Fitch just dropped the credit rating of Saudi Arabia from 'AA' to 'AA-'and kept its 'negative' outlook on the important oil producer. The degradation was motivated by the assumption that oil prices will remain near $35 per barrel this year and $45 per barrel in 2017.
According to Business Insider, the international credit rating agency said that Saudi Arabia's tempt to raise money, entailing the seeking of a $10 billion loan from European banks along with its first Eurobond issue later this year, must help push the debt-to-GDP ratio back up ratio to 9.4% in 2017 as much as possible.
Saudi Arabia's deficit was noted by Fitch has risen to14.8% of gross domestic product last year from 2.3% in 2014 due to the catalyst that declines the oil prices.
As cited by the U.S. News & World Report, the downgrade is mostly because of Saudi's decision to cut its average oil price supposition for this year.

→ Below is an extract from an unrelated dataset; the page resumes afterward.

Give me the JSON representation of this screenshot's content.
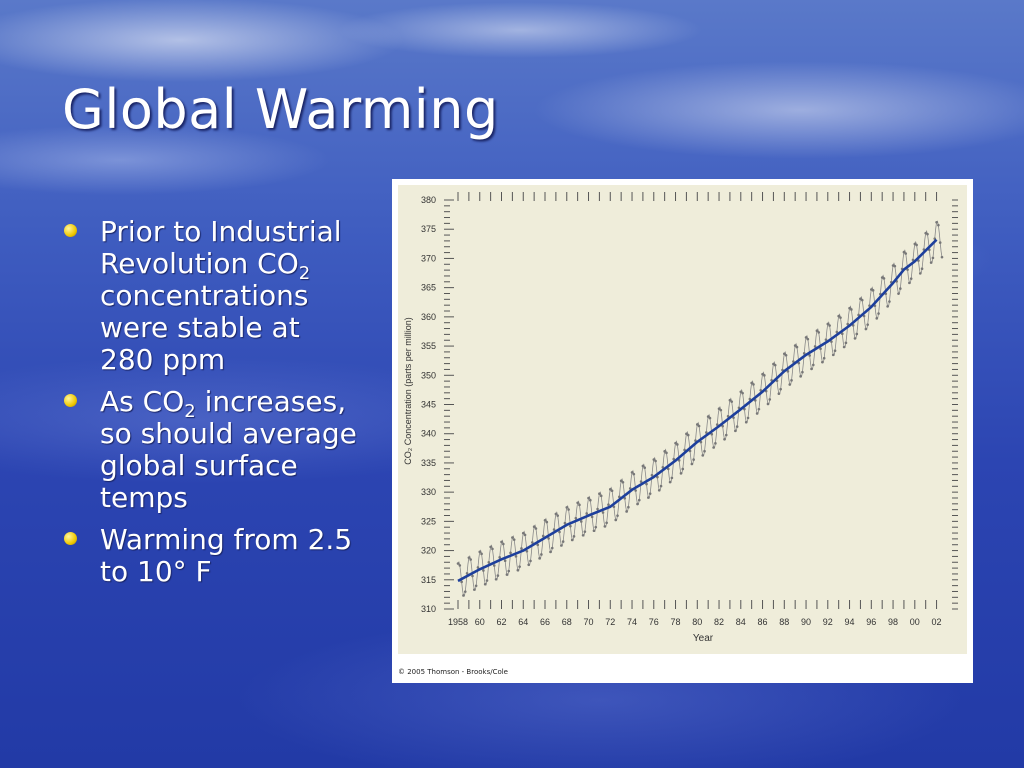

The benchmark New York crude oil rate is presently trading to almost $40 a barrel which is more than $10 a barrel higher in the trading earlier this year.
As Fitch stated, the expected low oil price market will have "major negative implications" for Saudi Arabia's financial position. The agency anticipates a huge piece of the country's financing needs to be funded by foreign investors including the issuance of debt locally and abroad.
Saudi government is already in talks regarding a syndicated loan reaching to $10 billion and plans of its first Eurobond issue later this year. Fitch stated that a continued worsening of fiscal balances, or the narrowing of the fiscal deficit which is slower than anticipated are factors that could result in a downgrade together with potential spillover from regional conflicts. The outlook is negative which means that Fitch does not expect near-term developments to lead to an upgrade, based on a MarketWatch report.
The authorities will be cautious to ramify fiscal reforms to prevent social consequences. Even when totally implemented, the measures will not prohibit a substantial erosion of fiscal and external mitigation during 2016 and 2017.